The number of days that you can live, given the amount of water that you have left after converting A units to oxygen is:

(W - A) / Y

And the number of days that you can live, given the amount of oxygen that you have left after converting A units to oxygen is:

(X + A/2) / Z

To maximize the number of days that you live, set these equal to each other, and then solve for A. You have to check for impossibility:

If A < 0, then you simply set A equal to 0. This is what happens when you start out being able to live longer on oxygen than on water.
If A > W, then you simply set A equal to W. I doubt this ever happens theoretically, but this is topcoder, so look for boundary conditions that will hurt you.

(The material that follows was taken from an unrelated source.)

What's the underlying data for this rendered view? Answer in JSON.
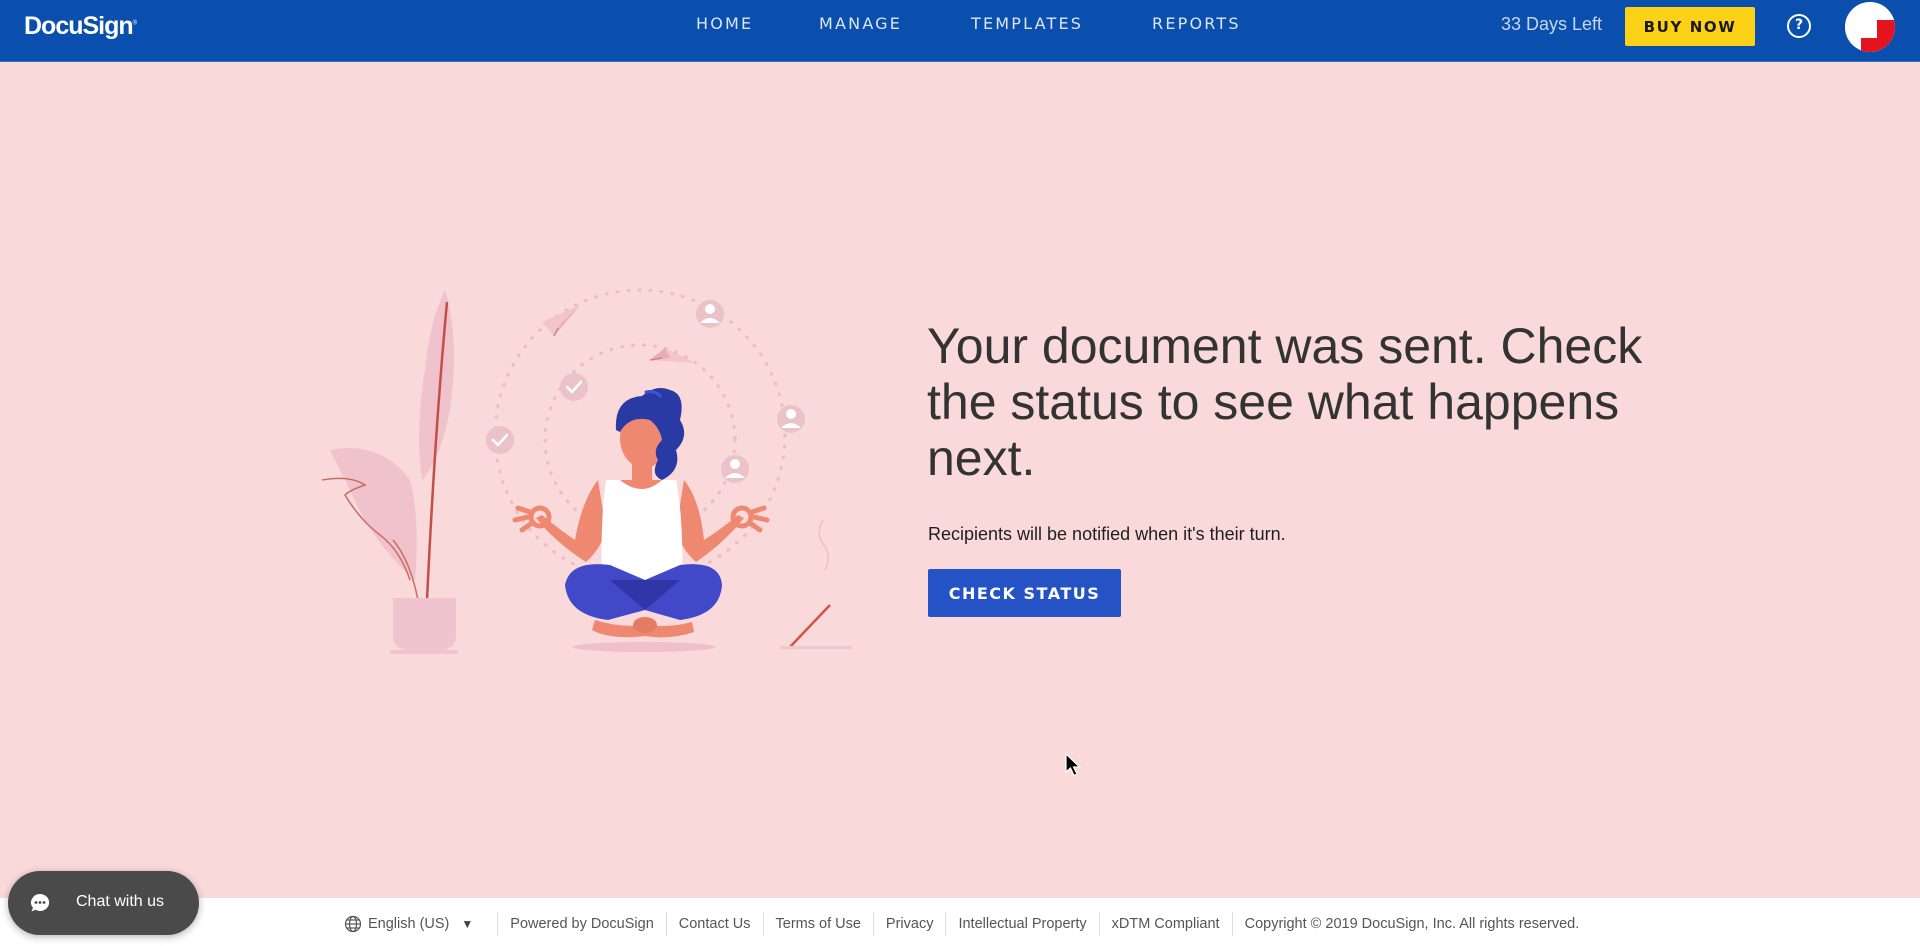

Once you have A, convert it back to the number of days that you will live, but do it for both water and oxygen, in case the values differ, and take the minimum. Done.

My Solution

This one is straightforward - do the algebra, check the boundary conditions, done. The file is Solution.cpp.

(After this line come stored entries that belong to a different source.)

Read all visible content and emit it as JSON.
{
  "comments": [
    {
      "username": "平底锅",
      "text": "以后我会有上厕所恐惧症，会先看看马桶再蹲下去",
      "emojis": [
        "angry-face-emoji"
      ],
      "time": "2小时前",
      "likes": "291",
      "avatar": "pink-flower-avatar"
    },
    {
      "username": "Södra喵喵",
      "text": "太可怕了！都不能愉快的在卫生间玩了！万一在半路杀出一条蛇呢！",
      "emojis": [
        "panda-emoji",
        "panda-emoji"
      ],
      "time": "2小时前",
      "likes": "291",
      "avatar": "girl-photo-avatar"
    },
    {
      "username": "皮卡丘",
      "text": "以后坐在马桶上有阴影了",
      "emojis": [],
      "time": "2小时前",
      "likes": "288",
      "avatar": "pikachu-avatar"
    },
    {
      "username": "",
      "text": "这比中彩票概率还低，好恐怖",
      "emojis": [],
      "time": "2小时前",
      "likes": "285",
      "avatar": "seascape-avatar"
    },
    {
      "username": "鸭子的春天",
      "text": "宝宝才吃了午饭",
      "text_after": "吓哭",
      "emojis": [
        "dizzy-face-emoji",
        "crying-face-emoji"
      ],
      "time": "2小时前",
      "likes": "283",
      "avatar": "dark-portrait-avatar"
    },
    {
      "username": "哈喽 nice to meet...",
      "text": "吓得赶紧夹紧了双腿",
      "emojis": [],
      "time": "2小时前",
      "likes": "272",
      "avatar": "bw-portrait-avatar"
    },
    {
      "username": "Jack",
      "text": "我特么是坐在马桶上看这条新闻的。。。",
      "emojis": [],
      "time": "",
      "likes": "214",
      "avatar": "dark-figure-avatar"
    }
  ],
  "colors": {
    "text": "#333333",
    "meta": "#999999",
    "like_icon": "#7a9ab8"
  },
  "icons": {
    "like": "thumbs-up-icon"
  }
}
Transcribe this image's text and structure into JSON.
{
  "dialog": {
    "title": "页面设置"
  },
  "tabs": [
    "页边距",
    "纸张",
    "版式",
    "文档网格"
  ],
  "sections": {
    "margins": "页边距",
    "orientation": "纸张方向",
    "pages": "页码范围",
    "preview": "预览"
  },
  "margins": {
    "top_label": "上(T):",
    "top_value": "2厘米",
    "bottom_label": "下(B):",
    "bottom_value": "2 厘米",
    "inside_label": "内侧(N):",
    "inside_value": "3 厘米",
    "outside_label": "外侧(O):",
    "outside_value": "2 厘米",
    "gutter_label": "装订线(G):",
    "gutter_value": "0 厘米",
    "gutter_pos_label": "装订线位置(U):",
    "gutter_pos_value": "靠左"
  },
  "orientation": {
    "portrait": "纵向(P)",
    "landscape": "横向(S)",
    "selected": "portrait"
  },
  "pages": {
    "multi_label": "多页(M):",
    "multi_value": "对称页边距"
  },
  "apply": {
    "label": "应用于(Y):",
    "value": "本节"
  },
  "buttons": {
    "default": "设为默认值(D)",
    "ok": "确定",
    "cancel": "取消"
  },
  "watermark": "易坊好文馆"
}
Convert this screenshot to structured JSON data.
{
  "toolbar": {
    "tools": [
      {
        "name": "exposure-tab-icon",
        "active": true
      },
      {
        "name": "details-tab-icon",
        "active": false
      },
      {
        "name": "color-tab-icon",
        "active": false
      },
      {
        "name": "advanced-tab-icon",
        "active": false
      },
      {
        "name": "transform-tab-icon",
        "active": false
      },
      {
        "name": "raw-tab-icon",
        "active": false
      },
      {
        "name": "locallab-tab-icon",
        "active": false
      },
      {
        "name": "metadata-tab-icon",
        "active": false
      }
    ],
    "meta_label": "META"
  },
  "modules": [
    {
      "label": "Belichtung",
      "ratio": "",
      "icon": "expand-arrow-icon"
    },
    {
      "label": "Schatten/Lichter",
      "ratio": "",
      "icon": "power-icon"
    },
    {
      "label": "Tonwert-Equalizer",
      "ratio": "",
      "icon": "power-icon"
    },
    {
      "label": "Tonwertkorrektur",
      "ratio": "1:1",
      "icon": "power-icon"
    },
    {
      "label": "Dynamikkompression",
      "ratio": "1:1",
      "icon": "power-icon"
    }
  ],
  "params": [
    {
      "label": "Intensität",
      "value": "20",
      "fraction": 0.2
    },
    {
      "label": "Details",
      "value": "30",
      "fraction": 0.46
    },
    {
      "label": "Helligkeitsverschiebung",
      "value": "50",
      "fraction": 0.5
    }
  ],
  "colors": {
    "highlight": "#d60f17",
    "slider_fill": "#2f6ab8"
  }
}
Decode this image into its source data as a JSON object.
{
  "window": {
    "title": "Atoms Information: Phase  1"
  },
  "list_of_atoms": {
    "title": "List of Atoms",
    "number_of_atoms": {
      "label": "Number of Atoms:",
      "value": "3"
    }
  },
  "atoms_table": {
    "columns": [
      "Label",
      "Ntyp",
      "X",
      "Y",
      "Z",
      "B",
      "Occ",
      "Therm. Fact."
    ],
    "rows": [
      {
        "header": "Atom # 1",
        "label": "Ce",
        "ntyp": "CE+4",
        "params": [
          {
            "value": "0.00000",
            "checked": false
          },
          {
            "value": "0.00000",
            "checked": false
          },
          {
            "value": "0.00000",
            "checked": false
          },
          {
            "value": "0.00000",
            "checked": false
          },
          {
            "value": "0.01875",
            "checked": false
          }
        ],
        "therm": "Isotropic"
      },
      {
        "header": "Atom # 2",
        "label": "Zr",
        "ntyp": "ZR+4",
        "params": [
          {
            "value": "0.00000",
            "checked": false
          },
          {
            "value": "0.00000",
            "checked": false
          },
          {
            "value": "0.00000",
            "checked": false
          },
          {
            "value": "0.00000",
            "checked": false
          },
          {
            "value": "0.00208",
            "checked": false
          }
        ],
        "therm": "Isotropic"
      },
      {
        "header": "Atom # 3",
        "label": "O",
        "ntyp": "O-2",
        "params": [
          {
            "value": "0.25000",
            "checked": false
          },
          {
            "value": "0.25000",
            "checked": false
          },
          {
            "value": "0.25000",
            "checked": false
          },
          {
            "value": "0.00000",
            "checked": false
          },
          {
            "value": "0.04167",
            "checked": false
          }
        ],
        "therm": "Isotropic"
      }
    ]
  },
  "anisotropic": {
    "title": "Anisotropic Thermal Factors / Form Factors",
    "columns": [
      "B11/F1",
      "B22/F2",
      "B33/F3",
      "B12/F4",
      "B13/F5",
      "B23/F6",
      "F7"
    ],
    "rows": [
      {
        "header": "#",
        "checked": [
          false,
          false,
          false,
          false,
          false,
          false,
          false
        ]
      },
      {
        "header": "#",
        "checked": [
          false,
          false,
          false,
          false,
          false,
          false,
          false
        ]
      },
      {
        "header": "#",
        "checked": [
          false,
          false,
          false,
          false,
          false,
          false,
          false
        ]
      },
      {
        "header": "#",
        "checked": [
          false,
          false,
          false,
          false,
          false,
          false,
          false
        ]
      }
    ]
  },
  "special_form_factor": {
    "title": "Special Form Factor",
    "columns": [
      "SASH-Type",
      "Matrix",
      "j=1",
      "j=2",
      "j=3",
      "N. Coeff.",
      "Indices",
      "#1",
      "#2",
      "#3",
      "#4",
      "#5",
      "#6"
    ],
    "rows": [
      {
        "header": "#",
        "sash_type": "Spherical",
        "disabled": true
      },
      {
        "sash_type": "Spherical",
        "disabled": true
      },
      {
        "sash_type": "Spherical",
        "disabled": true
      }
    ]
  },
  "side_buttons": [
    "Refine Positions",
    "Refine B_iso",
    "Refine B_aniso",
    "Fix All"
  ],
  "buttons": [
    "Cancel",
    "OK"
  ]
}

/* Topcoder TCO 2017 Q1B 250-Pointer
 * James S. Plank
 * Mon Apr 10 22:27:22 EDT 2017
 */

#include <string>
#include <iostream>
#include <cstdio>
#include <cstdlib>
using namespace std;

class WaterAndOxygen {
  public:
    double maxDays(int remainH20, int remainO2, int costH2O, int costO2);
};

double WaterAndOxygen::maxDays(int remainH20, int remainO2, int costH2O, int costO2)
{
  double Y, W, X, Z, B, A, Days_W, Days_O;

  W = remainH20;
  X = remainO2;
  Y = costH2O;
  Z = costO2;

  /* Do the algebra to calculate A which makes the 
     number of days that you live on water equal 
     the number of days you live on oxygen. */

  B = W / Y - X / Z;
  A = B * ( 2.0 * Z * Y ) / ( Y + 2.0 * Z );
  
  /* Make A legal. */

  if (A > W) A = W;
  if (A < 0) A = 0;

  /* Now, from A, calculate the number of days you live on water,
     and the number of days you live on oxygen, and return the minimum. */

  Days_W = (W - A) / Y;
  Days_O = (X + A/2.0) / Z;
  return (Days_O < Days_W) ? Days_O : Days_W;
}